NEW YORK ( TheStreet) -- LG Display Company (NYSE: LPL) has been upgraded by TheStreet Ratings from sell to hold. The company's strengths can be seen in multiple areas, such as its reasonable valuation levels, largely solid financial position with reasonable debt levels by most measures and notable return on equity. However, as a counter to these strengths, we also find weaknesses including unimpressive growth in net income, poor profit margins and feeble growth in the company's earnings per share.

Highlights from the ratings report include:
  • The gross profit margin for LG DISPLAY CO LTD is rather low; currently it is at 18.40%. It has decreased from the same quarter the previous year. Along with this, the net profit margin of -3.90% trails that of the industry average.

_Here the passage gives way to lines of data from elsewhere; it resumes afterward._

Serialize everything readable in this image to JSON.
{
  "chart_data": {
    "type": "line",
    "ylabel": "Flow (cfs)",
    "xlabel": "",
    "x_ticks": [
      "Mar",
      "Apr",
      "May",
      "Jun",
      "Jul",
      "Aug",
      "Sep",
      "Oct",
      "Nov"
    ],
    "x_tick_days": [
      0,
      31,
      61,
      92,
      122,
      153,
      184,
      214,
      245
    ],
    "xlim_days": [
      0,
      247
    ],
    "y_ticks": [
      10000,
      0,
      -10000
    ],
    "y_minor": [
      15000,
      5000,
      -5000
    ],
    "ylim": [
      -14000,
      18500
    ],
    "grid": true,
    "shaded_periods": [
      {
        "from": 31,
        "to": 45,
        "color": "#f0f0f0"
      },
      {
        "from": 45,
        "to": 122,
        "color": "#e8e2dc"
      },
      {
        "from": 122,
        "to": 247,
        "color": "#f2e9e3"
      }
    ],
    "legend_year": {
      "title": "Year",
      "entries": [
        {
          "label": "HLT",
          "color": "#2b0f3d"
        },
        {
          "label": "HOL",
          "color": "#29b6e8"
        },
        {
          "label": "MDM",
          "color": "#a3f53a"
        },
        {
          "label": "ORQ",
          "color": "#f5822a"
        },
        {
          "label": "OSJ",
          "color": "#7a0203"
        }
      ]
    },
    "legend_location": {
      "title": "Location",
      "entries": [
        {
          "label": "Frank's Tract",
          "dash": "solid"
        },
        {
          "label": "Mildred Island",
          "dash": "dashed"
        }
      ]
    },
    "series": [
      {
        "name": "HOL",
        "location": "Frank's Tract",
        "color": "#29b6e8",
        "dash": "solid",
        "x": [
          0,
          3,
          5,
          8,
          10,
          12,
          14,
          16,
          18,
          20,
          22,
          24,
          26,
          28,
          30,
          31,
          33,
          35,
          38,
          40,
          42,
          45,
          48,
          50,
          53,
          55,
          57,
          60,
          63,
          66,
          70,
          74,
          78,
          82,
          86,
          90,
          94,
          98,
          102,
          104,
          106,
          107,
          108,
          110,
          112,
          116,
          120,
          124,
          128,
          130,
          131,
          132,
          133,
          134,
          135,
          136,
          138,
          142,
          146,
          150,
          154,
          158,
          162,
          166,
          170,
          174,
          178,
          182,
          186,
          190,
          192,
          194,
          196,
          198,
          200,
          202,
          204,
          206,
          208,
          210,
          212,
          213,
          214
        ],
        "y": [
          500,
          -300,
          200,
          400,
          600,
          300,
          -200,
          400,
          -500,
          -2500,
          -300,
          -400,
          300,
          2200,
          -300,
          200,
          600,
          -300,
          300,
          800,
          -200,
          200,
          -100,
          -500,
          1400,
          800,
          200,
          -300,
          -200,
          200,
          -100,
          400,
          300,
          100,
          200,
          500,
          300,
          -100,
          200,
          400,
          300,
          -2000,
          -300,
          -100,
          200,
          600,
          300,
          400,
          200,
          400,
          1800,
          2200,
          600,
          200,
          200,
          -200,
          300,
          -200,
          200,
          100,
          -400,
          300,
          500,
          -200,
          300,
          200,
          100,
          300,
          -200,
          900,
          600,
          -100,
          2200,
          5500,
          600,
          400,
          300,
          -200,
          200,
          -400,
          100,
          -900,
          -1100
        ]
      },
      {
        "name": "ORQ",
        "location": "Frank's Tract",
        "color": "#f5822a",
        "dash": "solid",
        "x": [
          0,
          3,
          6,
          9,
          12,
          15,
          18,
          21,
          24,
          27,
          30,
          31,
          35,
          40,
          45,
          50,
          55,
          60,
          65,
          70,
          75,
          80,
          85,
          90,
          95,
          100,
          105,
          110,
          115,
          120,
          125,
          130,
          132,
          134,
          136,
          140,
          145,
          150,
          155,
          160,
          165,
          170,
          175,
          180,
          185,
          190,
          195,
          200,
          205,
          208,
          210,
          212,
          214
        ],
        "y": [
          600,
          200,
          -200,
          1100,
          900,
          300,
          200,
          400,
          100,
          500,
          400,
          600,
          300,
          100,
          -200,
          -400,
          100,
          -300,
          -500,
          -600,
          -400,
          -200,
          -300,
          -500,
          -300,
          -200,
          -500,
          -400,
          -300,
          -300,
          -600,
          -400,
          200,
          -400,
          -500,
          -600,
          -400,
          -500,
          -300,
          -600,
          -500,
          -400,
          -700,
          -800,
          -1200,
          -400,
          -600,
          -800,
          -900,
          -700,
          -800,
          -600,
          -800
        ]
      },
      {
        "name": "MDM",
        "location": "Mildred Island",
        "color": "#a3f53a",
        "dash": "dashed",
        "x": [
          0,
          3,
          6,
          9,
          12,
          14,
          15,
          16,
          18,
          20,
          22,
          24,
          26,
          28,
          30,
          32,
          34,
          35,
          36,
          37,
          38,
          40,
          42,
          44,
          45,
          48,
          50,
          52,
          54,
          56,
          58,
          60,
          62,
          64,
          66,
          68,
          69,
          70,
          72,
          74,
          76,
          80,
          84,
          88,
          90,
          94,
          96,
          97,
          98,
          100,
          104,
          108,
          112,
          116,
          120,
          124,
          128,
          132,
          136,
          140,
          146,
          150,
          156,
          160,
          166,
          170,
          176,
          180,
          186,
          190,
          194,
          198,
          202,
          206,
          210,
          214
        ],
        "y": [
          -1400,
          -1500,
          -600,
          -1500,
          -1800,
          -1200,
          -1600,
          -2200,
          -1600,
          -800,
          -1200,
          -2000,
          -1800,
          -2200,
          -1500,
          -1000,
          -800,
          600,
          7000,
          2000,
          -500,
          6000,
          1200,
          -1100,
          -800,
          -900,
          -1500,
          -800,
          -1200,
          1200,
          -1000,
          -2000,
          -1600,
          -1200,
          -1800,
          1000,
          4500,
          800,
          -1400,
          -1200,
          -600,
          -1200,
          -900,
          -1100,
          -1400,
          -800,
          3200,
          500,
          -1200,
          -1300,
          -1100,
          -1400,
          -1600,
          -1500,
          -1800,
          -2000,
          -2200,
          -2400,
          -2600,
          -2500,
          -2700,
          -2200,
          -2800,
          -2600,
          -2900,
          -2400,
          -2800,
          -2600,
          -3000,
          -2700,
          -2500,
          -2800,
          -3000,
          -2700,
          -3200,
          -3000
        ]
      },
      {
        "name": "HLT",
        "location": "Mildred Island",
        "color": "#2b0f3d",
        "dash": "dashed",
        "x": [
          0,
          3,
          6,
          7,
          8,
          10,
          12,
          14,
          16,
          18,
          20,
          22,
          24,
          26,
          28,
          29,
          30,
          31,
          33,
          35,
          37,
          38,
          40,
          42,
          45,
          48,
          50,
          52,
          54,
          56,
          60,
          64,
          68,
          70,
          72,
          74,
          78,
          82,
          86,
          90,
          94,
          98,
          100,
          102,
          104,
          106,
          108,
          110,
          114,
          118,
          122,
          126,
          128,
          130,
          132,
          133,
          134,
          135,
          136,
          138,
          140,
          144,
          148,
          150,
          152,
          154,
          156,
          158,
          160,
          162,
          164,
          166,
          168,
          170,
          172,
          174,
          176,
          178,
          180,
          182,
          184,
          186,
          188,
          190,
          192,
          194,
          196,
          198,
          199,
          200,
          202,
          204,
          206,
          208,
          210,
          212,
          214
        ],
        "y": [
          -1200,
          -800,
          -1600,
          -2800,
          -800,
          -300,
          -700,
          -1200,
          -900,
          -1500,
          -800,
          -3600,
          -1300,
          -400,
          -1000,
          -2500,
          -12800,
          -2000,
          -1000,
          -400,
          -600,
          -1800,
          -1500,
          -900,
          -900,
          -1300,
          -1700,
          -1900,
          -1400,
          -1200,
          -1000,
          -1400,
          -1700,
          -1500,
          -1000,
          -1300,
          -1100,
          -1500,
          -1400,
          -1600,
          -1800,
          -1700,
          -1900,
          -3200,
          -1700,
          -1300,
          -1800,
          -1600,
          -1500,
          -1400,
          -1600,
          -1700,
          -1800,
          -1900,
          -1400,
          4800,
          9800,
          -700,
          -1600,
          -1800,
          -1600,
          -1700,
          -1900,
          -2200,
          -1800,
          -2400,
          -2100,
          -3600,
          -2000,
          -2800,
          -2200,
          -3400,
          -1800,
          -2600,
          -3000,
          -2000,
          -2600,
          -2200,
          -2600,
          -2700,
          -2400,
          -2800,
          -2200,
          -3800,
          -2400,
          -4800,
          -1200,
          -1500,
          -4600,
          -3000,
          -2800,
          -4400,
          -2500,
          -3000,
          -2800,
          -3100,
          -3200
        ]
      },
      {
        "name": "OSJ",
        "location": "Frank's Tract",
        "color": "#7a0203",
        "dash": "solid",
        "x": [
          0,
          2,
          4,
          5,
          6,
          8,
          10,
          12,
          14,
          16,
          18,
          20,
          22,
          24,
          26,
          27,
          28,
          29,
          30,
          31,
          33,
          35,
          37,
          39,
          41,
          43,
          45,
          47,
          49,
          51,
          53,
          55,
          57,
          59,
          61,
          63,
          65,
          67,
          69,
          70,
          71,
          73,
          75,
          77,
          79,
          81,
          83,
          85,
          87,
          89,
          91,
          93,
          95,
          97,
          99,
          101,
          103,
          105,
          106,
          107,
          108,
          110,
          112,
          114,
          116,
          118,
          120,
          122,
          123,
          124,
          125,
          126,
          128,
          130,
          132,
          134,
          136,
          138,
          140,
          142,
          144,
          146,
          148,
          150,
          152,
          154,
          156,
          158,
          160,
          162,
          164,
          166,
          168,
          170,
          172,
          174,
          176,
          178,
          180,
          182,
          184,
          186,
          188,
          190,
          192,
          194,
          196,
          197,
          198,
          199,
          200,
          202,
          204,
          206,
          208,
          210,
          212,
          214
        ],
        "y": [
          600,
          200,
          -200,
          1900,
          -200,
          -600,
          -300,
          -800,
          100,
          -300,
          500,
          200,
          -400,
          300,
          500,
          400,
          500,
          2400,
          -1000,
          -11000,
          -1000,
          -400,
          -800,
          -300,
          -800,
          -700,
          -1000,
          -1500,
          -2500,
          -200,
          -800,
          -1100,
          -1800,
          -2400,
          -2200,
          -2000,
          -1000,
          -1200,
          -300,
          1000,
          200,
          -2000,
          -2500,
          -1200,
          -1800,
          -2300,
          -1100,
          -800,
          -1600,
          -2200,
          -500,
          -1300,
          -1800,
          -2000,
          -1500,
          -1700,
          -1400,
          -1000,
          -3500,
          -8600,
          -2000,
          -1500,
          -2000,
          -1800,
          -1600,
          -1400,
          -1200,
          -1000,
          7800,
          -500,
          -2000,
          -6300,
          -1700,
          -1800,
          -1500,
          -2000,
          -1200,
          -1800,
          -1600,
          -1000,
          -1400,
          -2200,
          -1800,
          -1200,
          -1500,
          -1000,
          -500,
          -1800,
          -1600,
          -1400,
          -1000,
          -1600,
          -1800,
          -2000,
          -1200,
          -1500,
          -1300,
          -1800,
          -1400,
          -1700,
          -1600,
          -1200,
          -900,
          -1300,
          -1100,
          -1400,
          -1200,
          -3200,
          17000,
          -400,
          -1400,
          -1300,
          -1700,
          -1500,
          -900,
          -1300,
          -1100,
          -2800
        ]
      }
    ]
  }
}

  • The company, on the basis of change in net income from the same quarter one year ago, has significantly underperformed when compared to that of the S&P 500 and the Electronic Equipment, Instruments & Components industry. The net income has significantly decreased by 123.9% when compared to the same quarter one year ago, falling from $954.48 million to -$228.40 million.
  • The share price of LG DISPLAY CO LTD has not done very well: it is down 14.25% and has underperformed the S&P 500, in part reflecting the company's sharply declining earnings per share when compared to the year-earlier quarter.

LG Display Co., Ltd. engages in the manufacture and supply of thin film transistor liquid crystal displays (TFT-LCD) to original equipment manufacturers and multinational corporations primarily in Asia, the Americas, and Europe. The company has a P/E ratio of 11.2, below the average electronics industry P/E ratio of 38.8 and below the S&P 500 P/E ratio of 17.7. LG Display has a market cap of $11.2 billion and is part of the technology sector and electronics industry. Shares are down 12.2% year to date as of the close of trading on Monday.